O legado da exploração continua até hoje, deixando a América Latina como a região mais desigual do planeta, com os 10% mais ricos ganhando 21 vezes mais do que os 10% mais pobres. Em 2021, a riqueza combinada das 105 pessoas mais ricas representava quase 9% do PIB da região, enquanto a pobreza continua profundamente arraigada, afetando desproporcionalmente as mulheres, os povos indígenas e as comunidades rurais. 

Agora está claro que esse modelo de exploração sem controle é insustentável para todos. E os riscos não poderiam ser maiores: se a Amazônia ultrapassar seu iminente “ponto de inflexão ” ecológico, suas funções vitais de ciclo de carbono e água entrarão em colapso, acelerando drasticamente os impactos climáticos e a perda de biodiversidade. 

O desafio é traçar um novo caminho que conserve e restaure a biodiversidade da América Latina, criando e sustentando serviços e meios de subsistência para 656 milhões de pessoas, um terço das quais luta para atender às suas necessidades básicas. O futuro dos ecossistemas da região e de sua população está em jogo se não forem tomadas medidas urgentes, e é isso que a COP16 em Cali deverá abordar. 

Restaurando a biodiversidade e os meios de subsistência 

Enfrentar esse desafio exigirá um nível extraordinário de colaboração entre os setores, diz Khalil Walji, cientista do Centro de Pesquisa Florestal Internacional e do Centro Internacional de Pesquisa em Agrofloresta (CIFOR-ICRAF) e pesquisador principal do projeto piloto de Monitoramento de Restauração de Ecossistemas da Meta 2 do GFB. Essa iniciativa se concentra em ajudar os países a projetar, definir e implementar metas nacionais alinhadas com a ambiciosa meta do Marco Global de Biodiversidade de restaurar 30% de todos os ecossistemas degradados até 2030 (Meta 2). 

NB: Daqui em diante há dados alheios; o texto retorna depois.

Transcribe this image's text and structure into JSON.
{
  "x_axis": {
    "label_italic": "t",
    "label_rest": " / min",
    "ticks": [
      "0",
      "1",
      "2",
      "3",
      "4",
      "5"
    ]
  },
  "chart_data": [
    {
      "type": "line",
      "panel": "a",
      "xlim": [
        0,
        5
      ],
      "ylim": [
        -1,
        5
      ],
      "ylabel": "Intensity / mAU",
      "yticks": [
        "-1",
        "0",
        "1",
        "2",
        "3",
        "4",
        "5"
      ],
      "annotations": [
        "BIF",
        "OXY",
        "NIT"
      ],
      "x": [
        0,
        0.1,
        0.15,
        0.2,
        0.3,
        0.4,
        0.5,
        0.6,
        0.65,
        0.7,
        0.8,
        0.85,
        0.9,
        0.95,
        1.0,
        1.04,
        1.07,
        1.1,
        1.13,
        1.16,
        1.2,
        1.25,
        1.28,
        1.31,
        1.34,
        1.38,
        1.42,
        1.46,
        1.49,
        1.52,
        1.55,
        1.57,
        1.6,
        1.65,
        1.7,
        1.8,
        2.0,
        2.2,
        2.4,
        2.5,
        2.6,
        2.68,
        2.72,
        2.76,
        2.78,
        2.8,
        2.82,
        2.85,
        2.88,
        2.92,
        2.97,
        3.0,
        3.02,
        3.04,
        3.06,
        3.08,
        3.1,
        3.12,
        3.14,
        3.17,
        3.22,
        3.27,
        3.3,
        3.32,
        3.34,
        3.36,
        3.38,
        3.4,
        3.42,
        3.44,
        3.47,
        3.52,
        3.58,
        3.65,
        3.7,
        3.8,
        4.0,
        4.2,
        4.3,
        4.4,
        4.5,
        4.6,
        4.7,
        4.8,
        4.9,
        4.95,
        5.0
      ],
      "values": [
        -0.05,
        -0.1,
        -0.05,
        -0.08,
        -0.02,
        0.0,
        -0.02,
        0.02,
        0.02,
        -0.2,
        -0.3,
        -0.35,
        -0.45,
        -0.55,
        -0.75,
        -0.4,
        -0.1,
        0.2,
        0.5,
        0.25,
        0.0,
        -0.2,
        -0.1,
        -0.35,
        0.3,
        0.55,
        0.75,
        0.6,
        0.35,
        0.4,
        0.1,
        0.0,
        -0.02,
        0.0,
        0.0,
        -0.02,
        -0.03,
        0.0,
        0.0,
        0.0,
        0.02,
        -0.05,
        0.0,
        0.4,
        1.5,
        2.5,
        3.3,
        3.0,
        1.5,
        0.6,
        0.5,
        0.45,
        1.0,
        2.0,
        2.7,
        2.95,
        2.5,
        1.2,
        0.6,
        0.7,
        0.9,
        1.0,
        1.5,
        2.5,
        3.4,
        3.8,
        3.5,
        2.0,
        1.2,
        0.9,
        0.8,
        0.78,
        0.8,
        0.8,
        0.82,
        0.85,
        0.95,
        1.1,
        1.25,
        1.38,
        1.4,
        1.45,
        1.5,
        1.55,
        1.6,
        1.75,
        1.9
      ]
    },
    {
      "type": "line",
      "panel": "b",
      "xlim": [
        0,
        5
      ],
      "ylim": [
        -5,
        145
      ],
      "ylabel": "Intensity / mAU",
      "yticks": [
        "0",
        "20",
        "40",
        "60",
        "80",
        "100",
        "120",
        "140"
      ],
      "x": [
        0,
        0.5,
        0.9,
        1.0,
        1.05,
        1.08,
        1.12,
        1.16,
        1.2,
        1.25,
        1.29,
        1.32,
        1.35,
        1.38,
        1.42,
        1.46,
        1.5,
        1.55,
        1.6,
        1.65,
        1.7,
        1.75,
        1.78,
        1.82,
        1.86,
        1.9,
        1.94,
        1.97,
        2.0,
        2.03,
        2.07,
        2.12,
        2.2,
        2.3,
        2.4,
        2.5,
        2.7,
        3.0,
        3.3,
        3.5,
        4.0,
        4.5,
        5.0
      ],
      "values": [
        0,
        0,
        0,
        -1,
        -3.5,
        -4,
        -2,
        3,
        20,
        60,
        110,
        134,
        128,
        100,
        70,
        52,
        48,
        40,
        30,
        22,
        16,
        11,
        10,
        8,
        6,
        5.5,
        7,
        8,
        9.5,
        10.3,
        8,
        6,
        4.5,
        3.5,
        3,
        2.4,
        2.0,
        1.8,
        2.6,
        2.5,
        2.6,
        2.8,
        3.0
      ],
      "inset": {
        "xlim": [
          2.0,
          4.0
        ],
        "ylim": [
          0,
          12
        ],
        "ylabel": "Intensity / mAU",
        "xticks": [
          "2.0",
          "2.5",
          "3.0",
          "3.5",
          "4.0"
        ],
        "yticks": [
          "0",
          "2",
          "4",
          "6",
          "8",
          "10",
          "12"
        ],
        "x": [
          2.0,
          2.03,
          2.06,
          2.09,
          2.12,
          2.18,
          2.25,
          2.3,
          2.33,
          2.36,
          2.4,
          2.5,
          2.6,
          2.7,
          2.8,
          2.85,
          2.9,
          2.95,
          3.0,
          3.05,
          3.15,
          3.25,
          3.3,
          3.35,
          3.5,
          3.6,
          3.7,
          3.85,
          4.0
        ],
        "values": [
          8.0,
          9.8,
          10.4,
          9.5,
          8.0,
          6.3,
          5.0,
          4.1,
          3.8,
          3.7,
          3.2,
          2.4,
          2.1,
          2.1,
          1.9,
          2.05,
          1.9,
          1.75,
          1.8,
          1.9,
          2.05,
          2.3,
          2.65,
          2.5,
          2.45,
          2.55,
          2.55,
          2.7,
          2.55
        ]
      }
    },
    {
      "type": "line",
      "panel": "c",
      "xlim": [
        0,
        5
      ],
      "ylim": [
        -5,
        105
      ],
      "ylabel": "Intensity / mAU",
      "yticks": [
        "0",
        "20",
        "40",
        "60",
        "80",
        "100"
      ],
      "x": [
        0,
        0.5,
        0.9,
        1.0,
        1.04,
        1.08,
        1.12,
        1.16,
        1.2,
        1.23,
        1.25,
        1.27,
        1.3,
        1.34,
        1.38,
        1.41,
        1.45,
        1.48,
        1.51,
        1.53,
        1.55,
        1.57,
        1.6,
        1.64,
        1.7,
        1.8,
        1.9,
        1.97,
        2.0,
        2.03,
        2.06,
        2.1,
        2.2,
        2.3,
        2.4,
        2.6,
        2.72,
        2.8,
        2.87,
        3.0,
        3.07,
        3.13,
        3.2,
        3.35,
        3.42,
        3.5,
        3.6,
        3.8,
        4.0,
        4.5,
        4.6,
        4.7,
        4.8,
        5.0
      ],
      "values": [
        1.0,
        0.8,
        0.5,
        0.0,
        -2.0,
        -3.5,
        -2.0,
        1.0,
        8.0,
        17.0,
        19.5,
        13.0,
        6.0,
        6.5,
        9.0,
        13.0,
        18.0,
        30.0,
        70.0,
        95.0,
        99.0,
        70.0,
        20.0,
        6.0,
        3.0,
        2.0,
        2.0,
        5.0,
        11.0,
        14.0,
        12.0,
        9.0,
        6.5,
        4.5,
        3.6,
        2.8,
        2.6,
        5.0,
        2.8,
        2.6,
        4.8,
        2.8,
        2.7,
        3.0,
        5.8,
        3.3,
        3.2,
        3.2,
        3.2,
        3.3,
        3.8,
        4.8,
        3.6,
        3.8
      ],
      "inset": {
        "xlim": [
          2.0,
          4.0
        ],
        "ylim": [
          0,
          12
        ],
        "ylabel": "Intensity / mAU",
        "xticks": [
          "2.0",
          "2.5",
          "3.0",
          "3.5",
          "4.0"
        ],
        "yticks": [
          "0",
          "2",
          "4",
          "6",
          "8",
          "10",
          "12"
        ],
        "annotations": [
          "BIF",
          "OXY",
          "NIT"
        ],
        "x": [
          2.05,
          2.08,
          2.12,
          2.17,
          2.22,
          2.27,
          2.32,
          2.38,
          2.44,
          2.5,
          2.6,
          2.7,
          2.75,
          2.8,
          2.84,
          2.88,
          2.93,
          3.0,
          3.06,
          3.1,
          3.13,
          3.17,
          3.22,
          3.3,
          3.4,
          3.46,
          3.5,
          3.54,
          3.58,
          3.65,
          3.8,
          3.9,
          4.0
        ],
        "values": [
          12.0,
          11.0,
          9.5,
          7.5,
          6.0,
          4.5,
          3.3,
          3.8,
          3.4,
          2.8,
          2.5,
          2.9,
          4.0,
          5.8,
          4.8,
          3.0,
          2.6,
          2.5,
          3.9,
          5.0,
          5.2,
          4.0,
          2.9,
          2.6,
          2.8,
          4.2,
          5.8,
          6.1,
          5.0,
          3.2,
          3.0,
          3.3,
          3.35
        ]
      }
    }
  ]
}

“Um dos elementos transformadores da nova estrutura, que se baseia nas lições do insucesso de sua antecessora (as Metas de Aichi), é o impulso para uma abordagem de toda a sociedade e de todo o governo”, disse Walji. É uma mudança significativa em relação à maneira tradicional de fazer as coisas, em que um ministério do clima lidava apenas com questões climáticas, ou um ministério do meio ambiente se concentrava apenas na biodiversidade. Agora há um reconhecimento da natureza inerentemente intersetorial das múltiplas crises e dos fatores que provocam a perda da biodiversidade e a mudança no uso da terra.” 

“A restauração de ecossistemas é uma tarefa complexa e de longo prazo, que apresenta desafios significativos durante todo o processo de restauração: além da complexidade, a restauração exige uma abordagem intersetorial”, acrescentou Walji. “A maioria das terras degradadas está fora das áreas protegidas e grande parte delas está em terras privadas ou comunitárias, portanto, a colaboração é fundamental. Para aproveitar ao máximo essas oportunidades, precisamos promover parcerias e reunir todos os atores relevantes para integrar as Estratégias e Planos de Ação Nacionais de Biodiversidade (NBSAPs) ao processo nacional de tomada de decisões. O sucesso da restauração dos ecossistemas de que a biodiversidade precisa dependerá não apenas de fatores ambientais, mas também da harmonização de interesses em agricultura, finanças, governança e meios de subsistência locais”. 

O projeto testou iniciativas em quatro países – Burkina Faso, Quênia, Peru e Vietnã – para apoiar o desenvolvimento de estratégias nacionais e subnacionais de restauração e estruturas de monitoramento. Esses esforços convergiram em uma série de diálogos nacionais e na publicação do Guia de Recursos da Meta 2, uma ferramenta de autoavaliação para alinhamento com a orientação global e um resumo de avaliação de capacidade para apoiar os países no desenvolvimento de suas NBSAPs atualizadas. 

No Peru, o diálogo nacional foi particularmente valioso devido à sobreposição de mandatos entre os Ministérios do Meio Ambiente e da Agricultura, ambos responsáveis pela restauração, mas em diferentes tipos de paisagens. “Houve um desalinhamento notável das políticas”, disse Walji. “Em nível subnacional, os tomadores de decisão geralmente não sabem qual política seguir devido a diretrizes conflitantes. Eles devem aderir às políticas agrícolas ou às estratégias de biodiversidade? Isso geralmente depende da influência do ministério responsável”.